The lack of consistency for SR141716A antagonism at Abn-CBD receptors may be explained as a product of its affinity for Abn-CBD receptors and the number that need to be blocked in order to observe a reduction in signalling, which will in turn vary according to the degree of receptor reserve in any given tissue. AM251 is structurally very similar to SR141716A. In light of this, we hypothesized that AM251 may be able to antagonize GPR18 receptors, where SR141716A failed to do so. SR141617A and AM251 are both biarylpyrazole antagonists. In AM251, the p-chloro group attached to the phenyl substituent at C-5 of the pyrazole ring of SR141716A is replaced with a p-iodo group – essentially a halogen substitution (Lan et al., 1999). Structure–activity studies where comparable halogen substitutions were made on the vanillyl moieties of the TRPV1 agonists resiniferatoxin and nordihydrocapsaicin, have yielded potent TRPV1 antagonists (Wahl et al., 2001; Appendino et al., 2003). In addition, Liu and Simon (1997) found that the inhibitory potency of TRPV1 antagonists correlated directly with the size of the halogen substituent (I > Br > Cl) and inversely with its electronegativity. Based on these data, and in order to further test our hypothesis that GPR18 is the molecular identity of the Abn-CBD receptor, we predicted that AM251 would be a more potent antagonist at GPR18 than SR141716A. Our results are in support of this. AM251 antagonized NAGly and Δ⁹-THC activation of p44/42 MAPK in HEK293-GPR18 cells with IC₅₀ values of ~144 nM and ~47 nM respectively (Figure 5D). AM251 also antagonized NAGly and Δ⁹-THC-induced migration of HEC-1B cells, where SR141716A had no effect (Figures 1C and 6B,C); AM251’s IC₅₀ values here were ~ 112 nM and ~ 80 nM respectively. Furthermore, the IC₅₀ values for AM251 antagonism of GPR18 (Abn-CBD receptors) are lower than the reported IC₅₀for SR141716A, of ~ 600 nM at Abn-CBD receptors (Jung et al., 1997; Bukoskiet al., 2002).

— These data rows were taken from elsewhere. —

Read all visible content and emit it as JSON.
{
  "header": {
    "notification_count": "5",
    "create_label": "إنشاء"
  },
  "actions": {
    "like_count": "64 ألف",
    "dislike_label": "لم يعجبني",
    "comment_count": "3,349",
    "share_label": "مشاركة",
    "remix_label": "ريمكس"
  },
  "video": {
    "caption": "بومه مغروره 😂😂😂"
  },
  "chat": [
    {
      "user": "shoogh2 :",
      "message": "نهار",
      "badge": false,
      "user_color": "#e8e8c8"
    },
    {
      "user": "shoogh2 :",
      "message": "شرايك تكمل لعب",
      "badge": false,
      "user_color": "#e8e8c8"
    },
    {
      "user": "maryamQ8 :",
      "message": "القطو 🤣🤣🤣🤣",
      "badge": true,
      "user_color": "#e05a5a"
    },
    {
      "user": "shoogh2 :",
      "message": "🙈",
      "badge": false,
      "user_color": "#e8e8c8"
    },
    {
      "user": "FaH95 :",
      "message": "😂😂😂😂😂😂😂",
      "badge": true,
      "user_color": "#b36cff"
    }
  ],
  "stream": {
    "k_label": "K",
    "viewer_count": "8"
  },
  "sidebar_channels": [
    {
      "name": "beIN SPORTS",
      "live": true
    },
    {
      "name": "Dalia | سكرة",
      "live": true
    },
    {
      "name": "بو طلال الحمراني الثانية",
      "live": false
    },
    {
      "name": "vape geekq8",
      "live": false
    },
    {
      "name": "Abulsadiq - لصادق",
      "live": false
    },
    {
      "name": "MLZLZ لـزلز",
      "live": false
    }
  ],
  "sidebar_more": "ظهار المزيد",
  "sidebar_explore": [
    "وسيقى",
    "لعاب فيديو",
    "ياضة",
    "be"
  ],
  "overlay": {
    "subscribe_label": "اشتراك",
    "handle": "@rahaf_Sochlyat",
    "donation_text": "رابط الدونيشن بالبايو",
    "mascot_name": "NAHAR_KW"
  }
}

In conclusion, the discovery of the endocannabinoid system began with the identification of a single GPCR, the CB₁ receptor and the first endogenous ligand, anandamide. However, a very few additional components have accrued over the last two decades to produce a small group of endocannabinoid receptors and ligands. Recent discussions have centred on what it means to be a member of the ‘cannabinoid’ family and whether or not the levels of inclusion and exclusion are beneficial in terms of getting to a better understanding of the science related to how the phytocannabinoids either mimic or interfere with endogenous mammalian signalling systems (see Pertwee et al., 2010). Here, we provide data that the G_i/o-coupled GPCR, GPR18, was activated by Δ⁹-THC and additional data showing that CBD acted as an antagonist at this same receptor. These results demonstrate that greater concentrations of Δ⁹-THC are required to activate GPR18 receptors, than of CBD to produce GPR18 antagonism, a difference that is likely to affect the therapeutic outcome of existing pharmacotherapies that combine both Δ⁹-THC and CBD.

We also provide evidence that an endogenous metabolite of anandamide, NAGly, mimicked the effects of Δ⁹-THC in driving migration of the human endometrial cell line, HEC-1B, which was also blocked by <100 nM of CBD. These data potentially explain the ‘idiosyncratic’ outcomes from some previous studies in the field in which the effects of CB₁ and CB₂ receptors were unable to account for the observed phenomena.

The endocannabinoid system branch of neuroscience research is still evolving; however, it is already clear that it powerfully regulates neuronal, vascular, immune and reproductive functions. An understanding of the expression, function and regulation of the hitherto unidentified cannabinoid receptors such as GPR18, their molecular interactions with endogenous ligands, and how phytocannabinoids play a role with their signalling is vital if we are to comprehensively assess the function of the cannabinoid signalling system in human health and disease.

This work was supported by NIH DA018224.